Jonathan Lethem Hired As Pomona Writing Professor
Pomona College has hired author Jonathan Lethem to become the second occupant of the Roy Edward Disney ‘51 Chair in Creative Writing. Lethem, an author of novels, essays, and short stories, is best known for his novels Motherless Brooklyn and The Fortress of Solitude, a New York Times best-seller.
The position had remained unfilled since Professor David Foster Wallace’s death at age 46 in 2008. The previous chair was called “the best mind of his generation” by notable film-critic A.O. Scott of The New York Times. He was, by most accounts, a beloved teacher who left a long shadow over the position. His 1996 work, Infinite Jest, was named one of the 100 best English-language novels since 1923 by Time.
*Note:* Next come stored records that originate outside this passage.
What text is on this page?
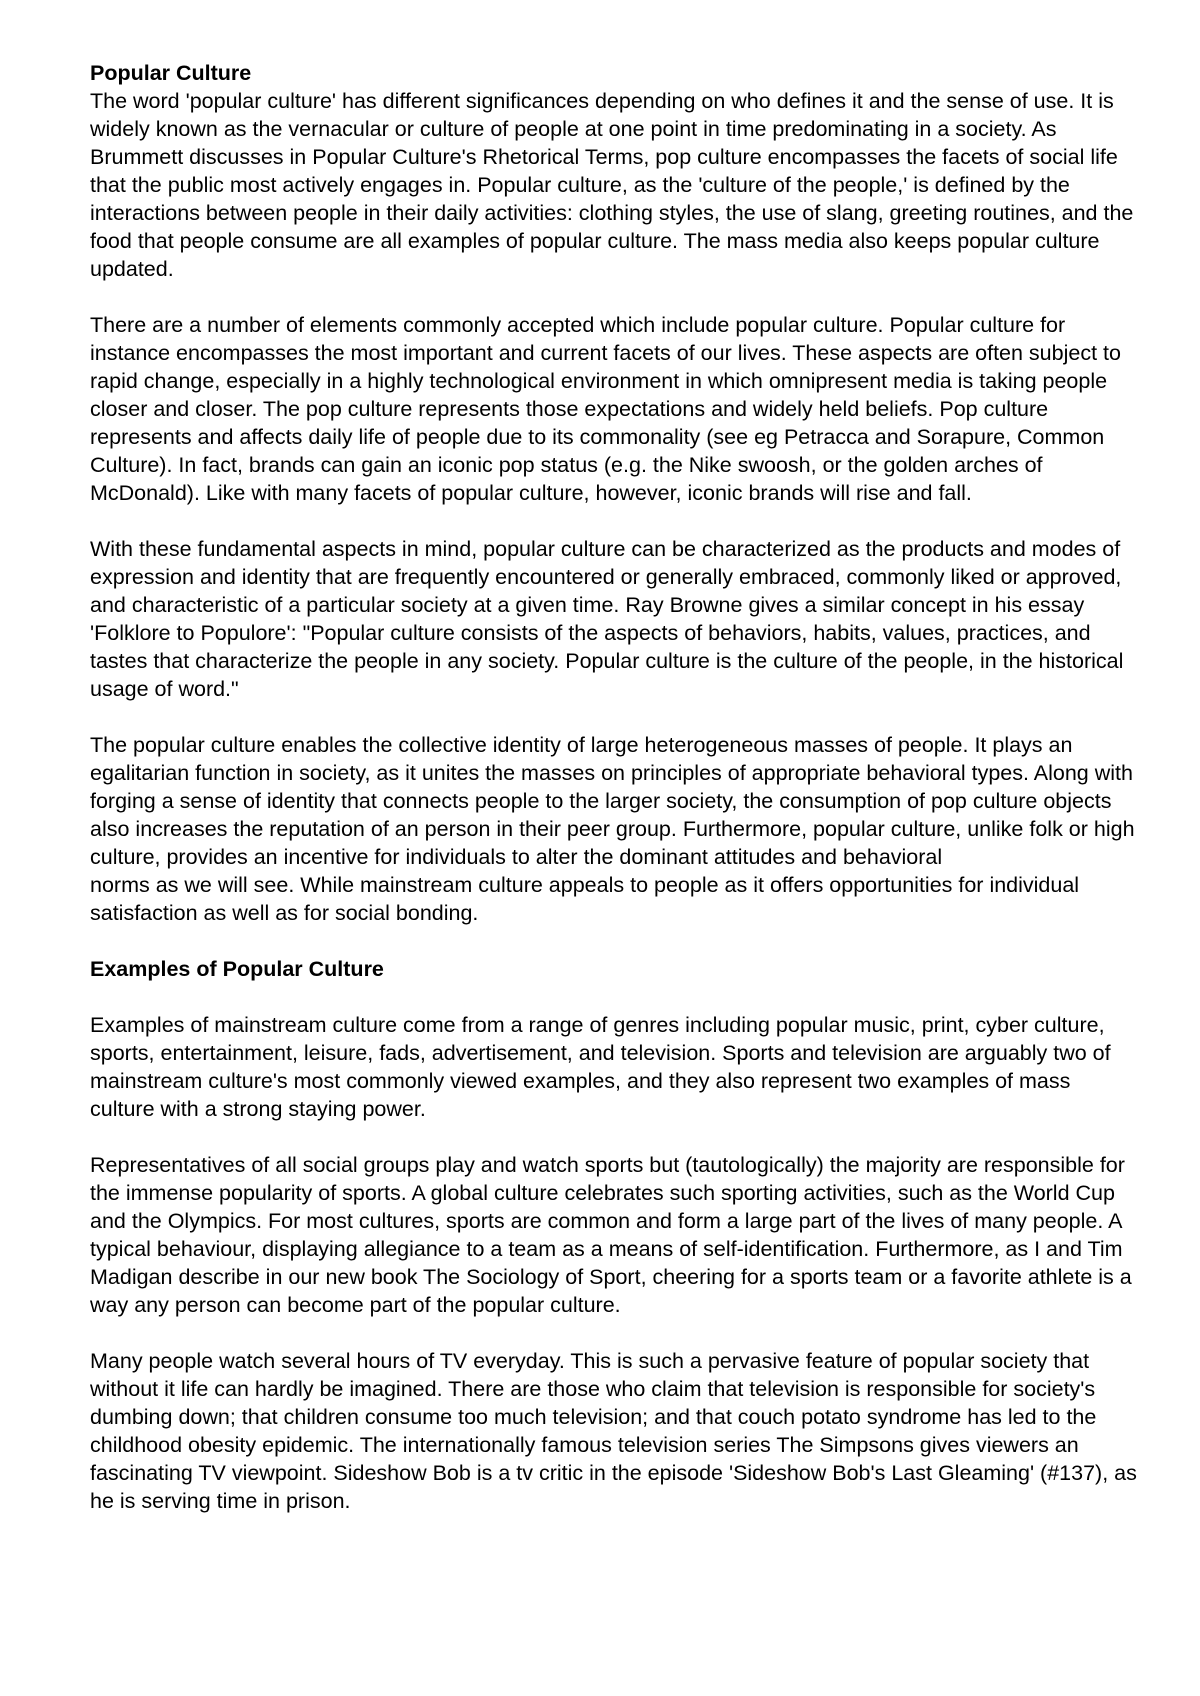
Popular Culture

The word 'popular culture' has different significances depending on who defines it and the sense of use. It is widely known as the vernacular or culture of people at one point in time predominating in a society. As Brummett discusses in Popular Culture's Rhetorical Terms, pop culture encompasses the facets of social life that the public most actively engages in. Popular culture, as the 'culture of the people,' is defined by the interactions between people in their daily activities: clothing styles, the use of slang, greeting routines, and the food that people consume are all examples of popular culture. The mass media also keeps popular culture updated.

There are a number of elements commonly accepted which include popular culture. Popular culture for instance encompasses the most important and current facets of our lives. These aspects are often subject to rapid change, especially in a highly technological environment in which omnipresent media is taking people closer and closer. The pop culture represents those expectations and widely held beliefs. Pop culture represents and affects daily life of people due to its commonality (see eg Petracca and Sorapure, Common Culture). In fact, brands can gain an iconic pop status (e.g. the Nike swoosh, or the golden arches of McDonald). Like with many facets of popular culture, however, iconic brands will rise and fall.

With these fundamental aspects in mind, popular culture can be characterized as the products and modes of expression and identity that are frequently encountered or generally embraced, commonly liked or approved, and characteristic of a particular society at a given time. Ray Browne gives a similar concept in his essay 'Folklore to Populore': "Popular culture consists of the aspects of behaviors, habits, values, practices, and tastes that characterize the people in any society. Popular culture is the culture of the people, in the historical usage of word."

The popular culture enables the collective identity of large heterogeneous masses of people. It plays an egalitarian function in society, as it unites the masses on principles of appropriate behavioral types. Along with forging a sense of identity that connects people to the larger society, the consumption of pop culture objects also increases the reputation of an person in their peer group. Furthermore, popular culture, unlike folk or high culture, provides an incentive for individuals to alter the dominant attitudes and behavioral

norms as we will see. While mainstream culture appeals to people as it offers opportunities for individual satisfaction as well as for social bonding.

Examples of Popular Culture

Examples of mainstream culture come from a range of genres including popular music, print, cyber culture, sports, entertainment, leisure, fads, advertisement, and television. Sports and television are arguably two of mainstream culture's most commonly viewed examples, and they also represent two examples of mass culture with a strong staying power.

Representatives of all social groups play and watch sports but (tautologically) the majority are responsible for the immense popularity of sports. A global culture celebrates such sporting activities, such as the World Cup and the Olympics. For most cultures, sports are common and form a large part of the lives of many people. A typical behaviour, displaying allegiance to a team as a means of self-identification. Furthermore, as I and Tim Madigan describe in our new book The Sociology of Sport, cheering for a sports team or a favorite athlete is a way any person can become part of the popular culture.

Many people watch several hours of TV everyday. This is such a pervasive feature of popular society that without it life can hardly be imagined. There are those who claim that television is responsible for society's dumbing down; that children consume too much television; and that couch potato syndrome has led to the childhood obesity epidemic. The internationally famous television series The Simpsons gives viewers an fascinating TV viewpoint. Sideshow Bob is a tv critic in the episode 'Sideshow Bob's Last Gleaming' (#137), as he is serving time in prison.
Lethem is a well-decorated author in his own right. He is the recipient of the National Book Critics Circle Award for Fiction, the Salon Book Award, and the MacArthur “Genius” grant. Newsweek included Lethem in its “Century Club,” a list of 100 people to watch in the twenty-first century. The New York Times called his most recent novel, Chronic City (2009), one the ten best books of the year. Lethem’s fiction is notable for skirting the edges of various genres, including mystery, sci-fi, and western, while maintaining a literary bent. He has contributed to The New Yorker, Harpers, and Rolling Stone, among others.
The hire comes at the end of an intensive search process that involved more than 75 applicants. The other finalists considered for the position were Chris Abani, a Nigerian poet and author who now teaches at UC Riverside, and Edie Meidav, a professor at Bard College. An initial candidate, Junot Diaz, author of the Pulitzer Prize winning novel The Brief Wondrous Life of Oscar Wao, withdrew his application for personal reasons. Lethem has the highest name recognition of the finalists, but he has less teaching experience than either Meidav or Abani. He also lacks an Master of Fine Arts.
Pomona was able to pry Lethem away from Brooklyn, New York, his home for most of the past decade and the setting for much of his recent fiction. Lethem and his family will move to Claremont either over the summer or during the fall of this year, and will begin teaching for the Spring 2011 term.